Join Date: Feb 2009
Location: Northeastern BC
Careful about confusing "tongue weight" with gross trailer weight. There's no way your average 2" receiver hitch will take a 2000 lb. tongue weight. A couple of hundred at *most*.
The tongue weight is the weight the trailer tongue would be putting on the suspension of your vehicle -- not the actual weight of the trailer. Remember, the idea is to somewhat balance your trailer load (with a small bias in front of the trailer wheels), so that the trailer is carrying the deadweight, not your vehichle.
For example, the other day I was using a U-haul utility trailer to cart a load of broken concrete from my backyard to the dump. The weight of the broken concrete in the trailer just happened to be 2006 lbs. However, I could still wiggle the tongue on the hitch up and down with my bare hands. Which means I could probably have dead-lifted the tongue. I'd guess there was about 150 - 200 lbs. *tongue weight*.
You need a little bit of weight ahead of the trailer axle (ie., on the tongue) to keep it from weaving. I think the rule of thumb is 60/40. My drop hitch actually has stamped it's maximum tongue weight at 600 lbs., before it presumably snaps in half, or something.

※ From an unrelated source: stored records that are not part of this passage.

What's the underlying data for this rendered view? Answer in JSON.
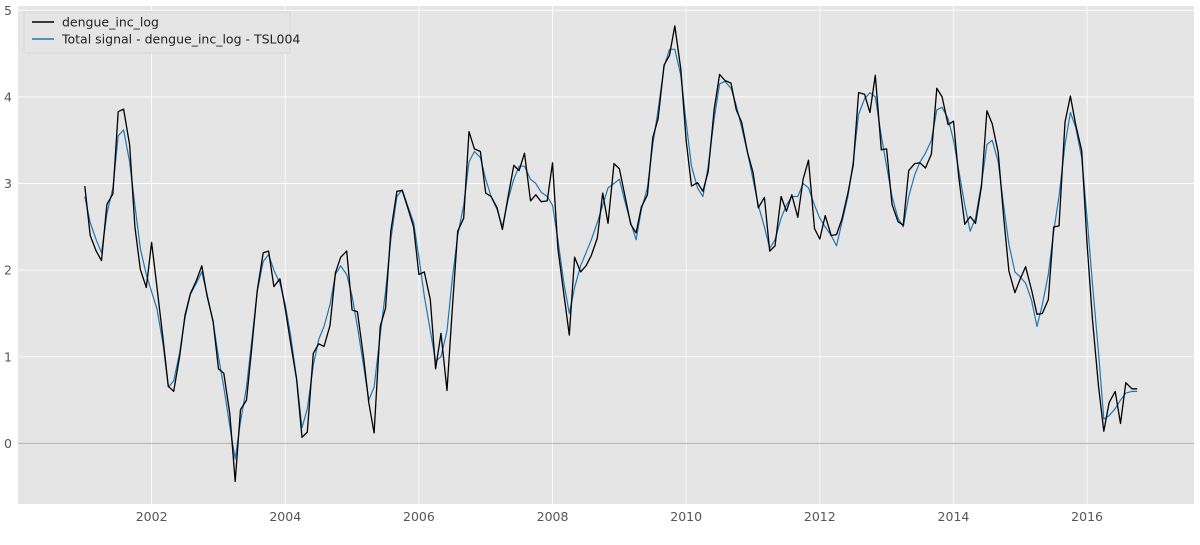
{
  "chart_data": {
    "type": "line",
    "title": "",
    "xlabel": "",
    "ylabel": "",
    "xlim": [
      2000.0,
      2017.6
    ],
    "ylim": [
      -0.7,
      5.05
    ],
    "x_ticks": [
      2002,
      2004,
      2006,
      2008,
      2010,
      2012,
      2014,
      2016
    ],
    "y_ticks": [
      0,
      1,
      2,
      3,
      4,
      5
    ],
    "grid": true,
    "zero_line": true,
    "legend_position": "top-left",
    "colors": {
      "background": "#e5e5e5",
      "grid": "#ffffff",
      "zero_line": "#b0b0b0"
    },
    "series": [
      {
        "name": "dengue_inc_log",
        "color": "#000000",
        "x": [
          2001.0,
          2001.08,
          2001.17,
          2001.25,
          2001.33,
          2001.42,
          2001.5,
          2001.58,
          2001.67,
          2001.75,
          2001.83,
          2001.92,
          2002.0,
          2002.08,
          2002.17,
          2002.25,
          2002.33,
          2002.42,
          2002.5,
          2002.58,
          2002.67,
          2002.75,
          2002.83,
          2002.92,
          2003.0,
          2003.08,
          2003.17,
          2003.25,
          2003.33,
          2003.42,
          2003.5,
          2003.58,
          2003.67,
          2003.75,
          2003.83,
          2003.92,
          2004.0,
          2004.08,
          2004.17,
          2004.25,
          2004.33,
          2004.42,
          2004.5,
          2004.58,
          2004.67,
          2004.75,
          2004.83,
          2004.92,
          2005.0,
          2005.08,
          2005.17,
          2005.25,
          2005.33,
          2005.42,
          2005.5,
          2005.58,
          2005.67,
          2005.75,
          2005.83,
          2005.92,
          2006.0,
          2006.08,
          2006.17,
          2006.25,
          2006.33,
          2006.42,
          2006.5,
          2006.58,
          2006.67,
          2006.75,
          2006.83,
          2006.92,
          2007.0,
          2007.08,
          2007.17,
          2007.25,
          2007.33,
          2007.42,
          2007.5,
          2007.58,
          2007.67,
          2007.75,
          2007.83,
          2007.92,
          2008.0,
          2008.08,
          2008.17,
          2008.25,
          2008.33,
          2008.42,
          2008.5,
          2008.58,
          2008.67,
          2008.75,
          2008.83,
          2008.92,
          2009.0,
          2009.08,
          2009.17,
          2009.25,
          2009.33,
          2009.42,
          2009.5,
          2009.58,
          2009.67,
          2009.75,
          2009.83,
          2009.92,
          2010.0,
          2010.08,
          2010.17,
          2010.25,
          2010.33,
          2010.42,
          2010.5,
          2010.58,
          2010.67,
          2010.75,
          2010.83,
          2010.92,
          2011.0,
          2011.08,
          2011.17,
          2011.25,
          2011.33,
          2011.42,
          2011.5,
          2011.58,
          2011.67,
          2011.75,
          2011.83,
          2011.92,
          2012.0,
          2012.08,
          2012.17,
          2012.25,
          2012.33,
          2012.42,
          2012.5,
          2012.58,
          2012.67,
          2012.75,
          2012.83,
          2012.92,
          2013.0,
          2013.08,
          2013.17,
          2013.25,
          2013.33,
          2013.42,
          2013.5,
          2013.58,
          2013.67,
          2013.75,
          2013.83,
          2013.92,
          2014.0,
          2014.08,
          2014.17,
          2014.25,
          2014.33,
          2014.42,
          2014.5,
          2014.58,
          2014.67,
          2014.75,
          2014.83,
          2014.92,
          2015.0,
          2015.08,
          2015.17,
          2015.25,
          2015.33,
          2015.42,
          2015.5,
          2015.58,
          2015.67,
          2015.75,
          2015.83,
          2015.92,
          2016.0,
          2016.08,
          2016.17,
          2016.25,
          2016.33,
          2016.42,
          2016.5,
          2016.58,
          2016.67,
          2016.75
        ],
        "y": [
          2.97,
          2.4,
          2.22,
          2.11,
          2.76,
          2.88,
          3.83,
          3.86,
          3.45,
          2.5,
          2.01,
          1.8,
          2.32,
          1.8,
          1.21,
          0.66,
          0.6,
          1.01,
          1.48,
          1.73,
          1.88,
          2.05,
          1.7,
          1.41,
          0.86,
          0.81,
          0.34,
          -0.44,
          0.39,
          0.5,
          1.12,
          1.76,
          2.2,
          2.22,
          1.81,
          1.9,
          1.55,
          1.16,
          0.74,
          0.07,
          0.13,
          1.04,
          1.15,
          1.12,
          1.36,
          1.97,
          2.15,
          2.22,
          1.54,
          1.52,
          1.0,
          0.47,
          0.12,
          1.35,
          1.56,
          2.45,
          2.91,
          2.92,
          2.73,
          2.5,
          1.95,
          1.98,
          1.66,
          0.86,
          1.27,
          0.61,
          1.55,
          2.45,
          2.6,
          3.6,
          3.4,
          3.37,
          2.89,
          2.85,
          2.72,
          2.47,
          2.83,
          3.21,
          3.15,
          3.35,
          2.8,
          2.87,
          2.79,
          2.8,
          3.24,
          2.25,
          1.72,
          1.25,
          2.15,
          1.98,
          2.05,
          2.17,
          2.37,
          2.89,
          2.54,
          3.23,
          3.17,
          2.87,
          2.53,
          2.43,
          2.73,
          2.87,
          3.53,
          3.75,
          4.37,
          4.48,
          4.82,
          4.32,
          3.49,
          2.97,
          3.01,
          2.91,
          3.14,
          3.86,
          4.26,
          4.19,
          4.16,
          3.85,
          3.71,
          3.35,
          3.13,
          2.72,
          2.84,
          2.22,
          2.28,
          2.85,
          2.68,
          2.87,
          2.61,
          3.05,
          3.27,
          2.48,
          2.36,
          2.63,
          2.4,
          2.41,
          2.59,
          2.89,
          3.21,
          4.05,
          4.03,
          3.82,
          4.25,
          3.39,
          3.4,
          2.76,
          2.56,
          2.52,
          3.15,
          3.23,
          3.24,
          3.18,
          3.34,
          4.1,
          4.0,
          3.68,
          3.72,
          3.07,
          2.53,
          2.62,
          2.54,
          2.97,
          3.84,
          3.69,
          3.36,
          2.62,
          1.99,
          1.74,
          1.9,
          2.04,
          1.77,
          1.49,
          1.5,
          1.66,
          2.5,
          2.51,
          3.71,
          4.01,
          3.68,
          3.38,
          2.3,
          1.44,
          0.66,
          0.14,
          0.47,
          0.6,
          0.23,
          0.7,
          0.63,
          0.63
        ]
      },
      {
        "name": "Total signal - dengue_inc_log - TSL004",
        "color": "#1f77b4",
        "x": [
          2001.0,
          2001.08,
          2001.17,
          2001.25,
          2001.33,
          2001.42,
          2001.5,
          2001.58,
          2001.67,
          2001.75,
          2001.83,
          2001.92,
          2002.0,
          2002.08,
          2002.17,
          2002.25,
          2002.33,
          2002.42,
          2002.5,
          2002.58,
          2002.67,
          2002.75,
          2002.83,
          2002.92,
          2003.0,
          2003.08,
          2003.17,
          2003.25,
          2003.33,
          2003.42,
          2003.5,
          2003.58,
          2003.67,
          2003.75,
          2003.83,
          2003.92,
          2004.0,
          2004.08,
          2004.17,
          2004.25,
          2004.33,
          2004.42,
          2004.5,
          2004.58,
          2004.67,
          2004.75,
          2004.83,
          2004.92,
          2005.0,
          2005.08,
          2005.17,
          2005.25,
          2005.33,
          2005.42,
          2005.5,
          2005.58,
          2005.67,
          2005.75,
          2005.83,
          2005.92,
          2006.0,
          2006.08,
          2006.17,
          2006.25,
          2006.33,
          2006.42,
          2006.5,
          2006.58,
          2006.67,
          2006.75,
          2006.83,
          2006.92,
          2007.0,
          2007.08,
          2007.17,
          2007.25,
          2007.33,
          2007.42,
          2007.5,
          2007.58,
          2007.67,
          2007.75,
          2007.83,
          2007.92,
          2008.0,
          2008.08,
          2008.17,
          2008.25,
          2008.33,
          2008.42,
          2008.5,
          2008.58,
          2008.67,
          2008.75,
          2008.83,
          2008.92,
          2009.0,
          2009.08,
          2009.17,
          2009.25,
          2009.33,
          2009.42,
          2009.5,
          2009.58,
          2009.67,
          2009.75,
          2009.83,
          2009.92,
          2010.0,
          2010.08,
          2010.17,
          2010.25,
          2010.33,
          2010.42,
          2010.5,
          2010.58,
          2010.67,
          2010.75,
          2010.83,
          2010.92,
          2011.0,
          2011.08,
          2011.17,
          2011.25,
          2011.33,
          2011.42,
          2011.5,
          2011.58,
          2011.67,
          2011.75,
          2011.83,
          2011.92,
          2012.0,
          2012.08,
          2012.17,
          2012.25,
          2012.33,
          2012.42,
          2012.5,
          2012.58,
          2012.67,
          2012.75,
          2012.83,
          2012.92,
          2013.0,
          2013.08,
          2013.17,
          2013.25,
          2013.33,
          2013.42,
          2013.5,
          2013.58,
          2013.67,
          2013.75,
          2013.83,
          2013.92,
          2014.0,
          2014.08,
          2014.17,
          2014.25,
          2014.33,
          2014.42,
          2014.5,
          2014.58,
          2014.67,
          2014.75,
          2014.83,
          2014.92,
          2015.0,
          2015.08,
          2015.17,
          2015.25,
          2015.33,
          2015.42,
          2015.5,
          2015.58,
          2015.67,
          2015.75,
          2015.83,
          2015.92,
          2016.0,
          2016.08,
          2016.17,
          2016.25,
          2016.33,
          2016.42,
          2016.5,
          2016.58,
          2016.67,
          2016.75
        ],
        "y": [
          2.85,
          2.55,
          2.35,
          2.2,
          2.65,
          2.95,
          3.55,
          3.62,
          3.25,
          2.75,
          2.25,
          1.95,
          1.75,
          1.55,
          1.15,
          0.65,
          0.72,
          1.05,
          1.45,
          1.72,
          1.85,
          1.98,
          1.72,
          1.4,
          1.0,
          0.65,
          0.2,
          -0.18,
          0.25,
          0.65,
          1.2,
          1.75,
          2.1,
          2.18,
          2.0,
          1.85,
          1.6,
          1.25,
          0.75,
          0.18,
          0.4,
          0.9,
          1.2,
          1.35,
          1.6,
          1.95,
          2.05,
          1.95,
          1.7,
          1.35,
          0.9,
          0.5,
          0.65,
          1.25,
          1.75,
          2.35,
          2.85,
          2.93,
          2.75,
          2.55,
          2.15,
          1.7,
          1.3,
          0.95,
          1.0,
          1.3,
          1.9,
          2.4,
          2.75,
          3.25,
          3.37,
          3.3,
          3.05,
          2.85,
          2.7,
          2.5,
          2.8,
          3.05,
          3.2,
          3.2,
          3.05,
          3.0,
          2.9,
          2.85,
          2.75,
          2.35,
          1.85,
          1.5,
          1.8,
          2.05,
          2.2,
          2.35,
          2.55,
          2.75,
          2.95,
          3.0,
          3.05,
          2.8,
          2.55,
          2.35,
          2.7,
          2.95,
          3.45,
          3.85,
          4.35,
          4.55,
          4.55,
          4.25,
          3.7,
          3.2,
          2.95,
          2.85,
          3.2,
          3.75,
          4.15,
          4.18,
          4.1,
          3.9,
          3.65,
          3.35,
          3.05,
          2.75,
          2.5,
          2.25,
          2.35,
          2.6,
          2.75,
          2.85,
          2.85,
          3.0,
          2.95,
          2.75,
          2.6,
          2.5,
          2.4,
          2.28,
          2.55,
          2.85,
          3.25,
          3.8,
          3.98,
          4.05,
          4.0,
          3.55,
          3.2,
          2.85,
          2.6,
          2.5,
          2.85,
          3.1,
          3.25,
          3.35,
          3.5,
          3.85,
          3.88,
          3.75,
          3.5,
          3.15,
          2.75,
          2.45,
          2.6,
          3.0,
          3.45,
          3.5,
          3.25,
          2.75,
          2.3,
          1.98,
          1.92,
          1.85,
          1.65,
          1.35,
          1.6,
          1.95,
          2.45,
          2.85,
          3.45,
          3.82,
          3.65,
          3.3,
          2.6,
          1.85,
          1.05,
          0.28,
          0.32,
          0.4,
          0.5,
          0.58,
          0.6,
          0.6
        ]
      }
    ]
  }
}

Now, if the entire weight of my concrete would have been on the tongue, I probably would have snapped my leaf springs on the first pot-hole, assuming my front wheels could even touch the ground!
Tongue weight vs. trailer weight -- that's why even a compact 1/2 ton like a Ranger can pull almost 3 tons, no problem. I'd guess the braking capacity of the vehicle is the limiting factor?
If Princess Auto were a real girl, I'd ask her to marry me.